К слову, я, как только пришел в сознание, спросил об остальных
викингах — меня не покидала надежда убедить их в ложности
асов и необходимости принять христианство. На будущее я строил и
вовсе наполеоновские планы — выдвинуться на первые роли в
хирде и стать лидером урман. Пусть даже всего десяток
воинов — ведь это десяток опытных, отважных бойцов, и по
нашим временам это уже немалая сила!
Но, увы, последних викингов отдали ижорцам. Сами дружинники не
стали марать руки о безоружных, но по требованию племени передали
хирдманов на справедливый суд тех, чьи отцы и братья во множестве
гибли от урманских клинков. Дальнейшая участь уцелевших разбойников
мне неизвестна, но вряд ли их оставили в живых. А если и оставили,
то ждет их продолжительное, если не пожизненное рабство...
По прошествии восемнадцати дней моего лечения я отправился на
свою первую в новом мире службу. О, она стала для меня серьезным
испытанием! Ведь в отличие от известного мне порядка богослужений,
разбитых на вечернее и утреннее, в этом мире всенощное бдение
действительно протекало всю ночь, как у первых христиан, и лишь на
рассвете завершилось божественной литургией. Для моей едва-едва
зажившей ноги настоящая пытка, и тем не менее, собрав в кулак всю
волю и отчаянно взмолившись всем святым, я достоял до конца.
Тогда же я впервые исповедался в новом мире и причастился. М-да,
несмотря на нереальность происходящего, меня в очередной раз
одолели серьезнейшие сомнения. А что, если программируемая
реальность в голове испытуемых «Погружения» гораздо глубже, чем
кажется на первый взгляд? Ведь считается, что мы совершаем грехи и
мыслями, и желаниями, и помыслами, не выходящими за пределы
сознания, — так получается, что все зло, все грехи,
совершенные здесь, также идут в зачет? И где тогда на самом деле
находится наша бессмертная душа все время испытания? И что вообще
есть сознание, пребывающее здесь, если не душа?!

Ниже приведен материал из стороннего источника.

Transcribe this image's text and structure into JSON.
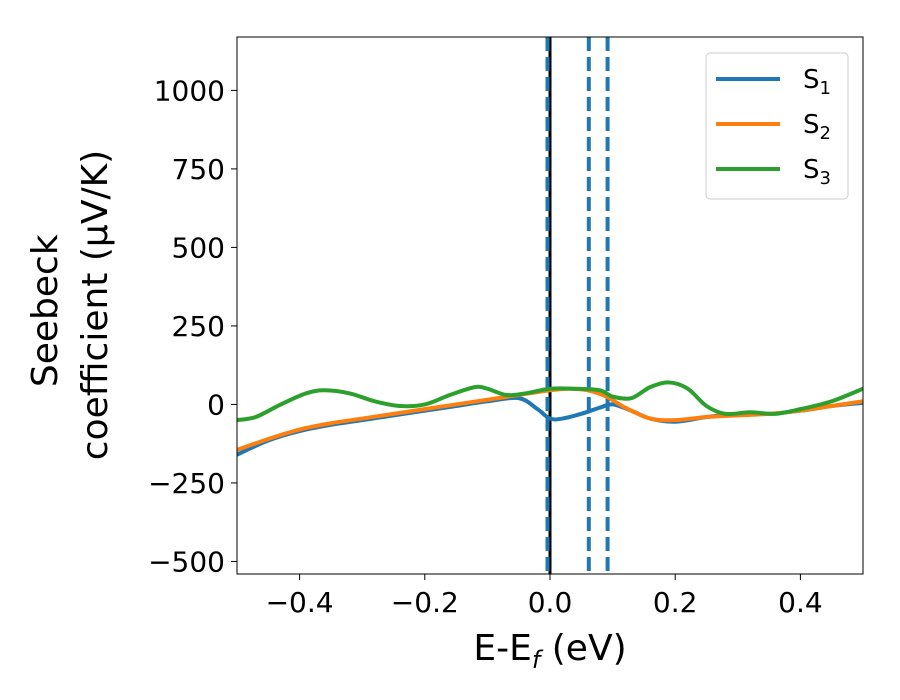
{
  "chart_data": {
    "type": "line",
    "xlabel": "E-E",
    "xlabel_sub": "f",
    "xlabel_unit": " (eV)",
    "ylabel_line1": "Seebeck",
    "ylabel_line2": "coefficient  (μV/K)",
    "xlim": [
      -0.5,
      0.5
    ],
    "ylim": [
      -540,
      1170
    ],
    "xticks": [
      -0.4,
      -0.2,
      0.0,
      0.2,
      0.4
    ],
    "xtick_labels": [
      "−0.4",
      "−0.2",
      "0.0",
      "0.2",
      "0.4"
    ],
    "yticks": [
      -500,
      -250,
      0,
      250,
      500,
      750,
      1000
    ],
    "ytick_labels": [
      "−500",
      "−250",
      "0",
      "250",
      "500",
      "750",
      "1000"
    ],
    "grid": false,
    "legend_position": "top-right",
    "vertical_lines": [
      {
        "x": 0.0,
        "style": "solid",
        "color": "#000000"
      },
      {
        "x": -0.004,
        "style": "dashed",
        "color": "#1f77b4"
      },
      {
        "x": 0.062,
        "style": "dashed",
        "color": "#1f77b4"
      },
      {
        "x": 0.092,
        "style": "dashed",
        "color": "#1f77b4"
      }
    ],
    "series": [
      {
        "name": "S",
        "name_sub": "1",
        "color": "#1f77b4",
        "x": [
          -0.5,
          -0.45,
          -0.4,
          -0.35,
          -0.3,
          -0.25,
          -0.2,
          -0.15,
          -0.1,
          -0.05,
          -0.02,
          0.0,
          0.02,
          0.05,
          0.08,
          0.1,
          0.13,
          0.16,
          0.2,
          0.25,
          0.3,
          0.35,
          0.4,
          0.45,
          0.5
        ],
        "y": [
          -160,
          -115,
          -85,
          -65,
          -50,
          -35,
          -20,
          -5,
          10,
          20,
          -15,
          -45,
          -45,
          -30,
          -10,
          0,
          -20,
          -45,
          -55,
          -40,
          -30,
          -30,
          -20,
          -5,
          5
        ]
      },
      {
        "name": "S",
        "name_sub": "2",
        "color": "#ff7f0e",
        "x": [
          -0.5,
          -0.45,
          -0.4,
          -0.35,
          -0.3,
          -0.25,
          -0.2,
          -0.15,
          -0.1,
          -0.05,
          0.0,
          0.03,
          0.06,
          0.09,
          0.12,
          0.16,
          0.2,
          0.25,
          0.3,
          0.35,
          0.4,
          0.45,
          0.5
        ],
        "y": [
          -145,
          -110,
          -80,
          -60,
          -45,
          -30,
          -15,
          0,
          15,
          30,
          45,
          50,
          45,
          25,
          -10,
          -45,
          -50,
          -40,
          -35,
          -30,
          -20,
          -5,
          10
        ]
      },
      {
        "name": "S",
        "name_sub": "3",
        "color": "#2ca02c",
        "x": [
          -0.5,
          -0.47,
          -0.43,
          -0.39,
          -0.36,
          -0.32,
          -0.28,
          -0.24,
          -0.2,
          -0.16,
          -0.12,
          -0.1,
          -0.07,
          -0.04,
          0.0,
          0.04,
          0.08,
          0.1,
          0.13,
          0.16,
          0.19,
          0.22,
          0.25,
          0.28,
          0.32,
          0.36,
          0.4,
          0.45,
          0.5
        ],
        "y": [
          -50,
          -40,
          0,
          35,
          45,
          35,
          10,
          -5,
          0,
          30,
          55,
          50,
          30,
          35,
          50,
          50,
          45,
          25,
          20,
          55,
          70,
          50,
          -5,
          -30,
          -25,
          -30,
          -15,
          10,
          50
        ]
      }
    ]
  }
}
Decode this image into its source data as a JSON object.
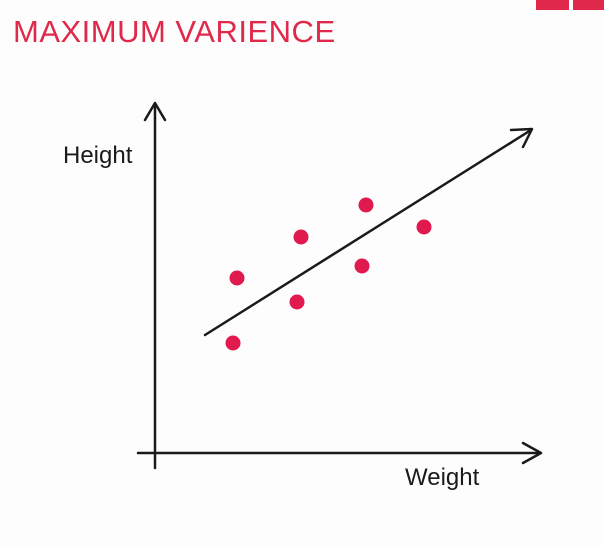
{
  "title": "MAXIMUM VARIENCE",
  "y_axis_label": "Height",
  "x_axis_label": "Weight",
  "colors": {
    "accent": "#e0294a",
    "line": "#1a1a1a",
    "point": "#e0194f"
  },
  "points": [
    {
      "name": "point-1"
    },
    {
      "name": "point-2"
    },
    {
      "name": "point-3"
    },
    {
      "name": "point-4"
    },
    {
      "name": "point-5"
    },
    {
      "name": "point-6"
    },
    {
      "name": "point-7"
    }
  ]
}
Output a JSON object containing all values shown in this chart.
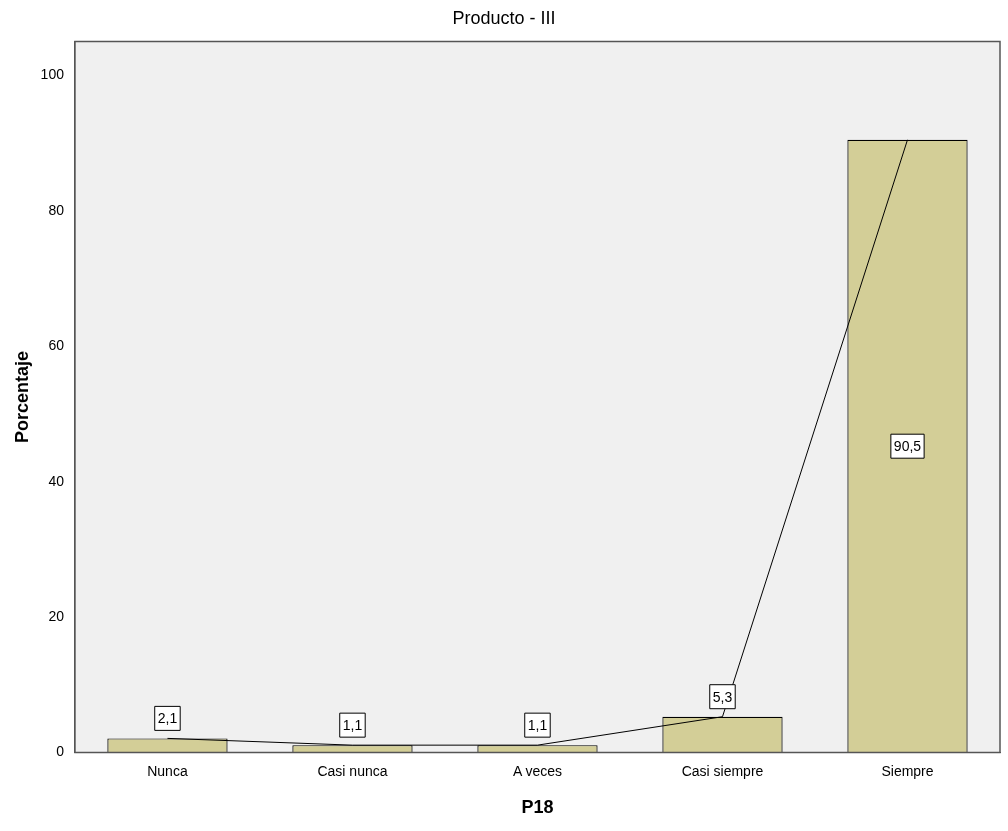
{
  "chart_data": {
    "type": "bar",
    "title": "Producto - III",
    "xlabel": "P18",
    "ylabel": "Porcentaje",
    "categories": [
      "Nunca",
      "Casi nunca",
      "A veces",
      "Casi siempre",
      "Siempre"
    ],
    "series": [
      {
        "color": "#d3ce97",
        "values": [
          2.1,
          1.1,
          1.1,
          5.3,
          90.5
        ],
        "value_labels": [
          "2,1",
          "1,1",
          "1,1",
          "5,3",
          "90,5"
        ]
      },
      {
        "type": "line",
        "color": "#000000",
        "values": [
          2.1,
          1.1,
          1.1,
          5.3,
          90.5
        ]
      }
    ],
    "ylim": [
      0,
      105
    ],
    "yticks": [
      0,
      20,
      40,
      60,
      80,
      100
    ],
    "grid": false,
    "legend": false,
    "marker": "none"
  }
}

Но если она пребывает здесь, допустимо ли, что и высшие силы
каким-то образом принимают участие в происходящем в моей голове?
Ведь без воли Господа этот проект не смог бы существовать, и при
этом его никак не назвать попустимым злом.
Словом, для себя я решил, что и исповедь, и таинство
евхаристии — причастия — здесь вполне реальны,
поэтому исповедовался честно, но коротко, перечислив лишь смертные
грехи: гордость, зависть, чревоугодие, блуд, гнев, алчность и
уныние, выведя на первое место гнев и еще отдельно упомянув ложь.
Было опасение, что батюшка потребует более открытой и полной
исповеди, захочет мне помочь в раскрытии грехов. Но, видно, отец
Василий и не ждал от первого раза моего более глубокого погружения
в осознание собственной грешности. Накрыв епитрахилью мою голову,
иеромонах коротко прочитал разрешительную молитву, после чего
благословил на причастие.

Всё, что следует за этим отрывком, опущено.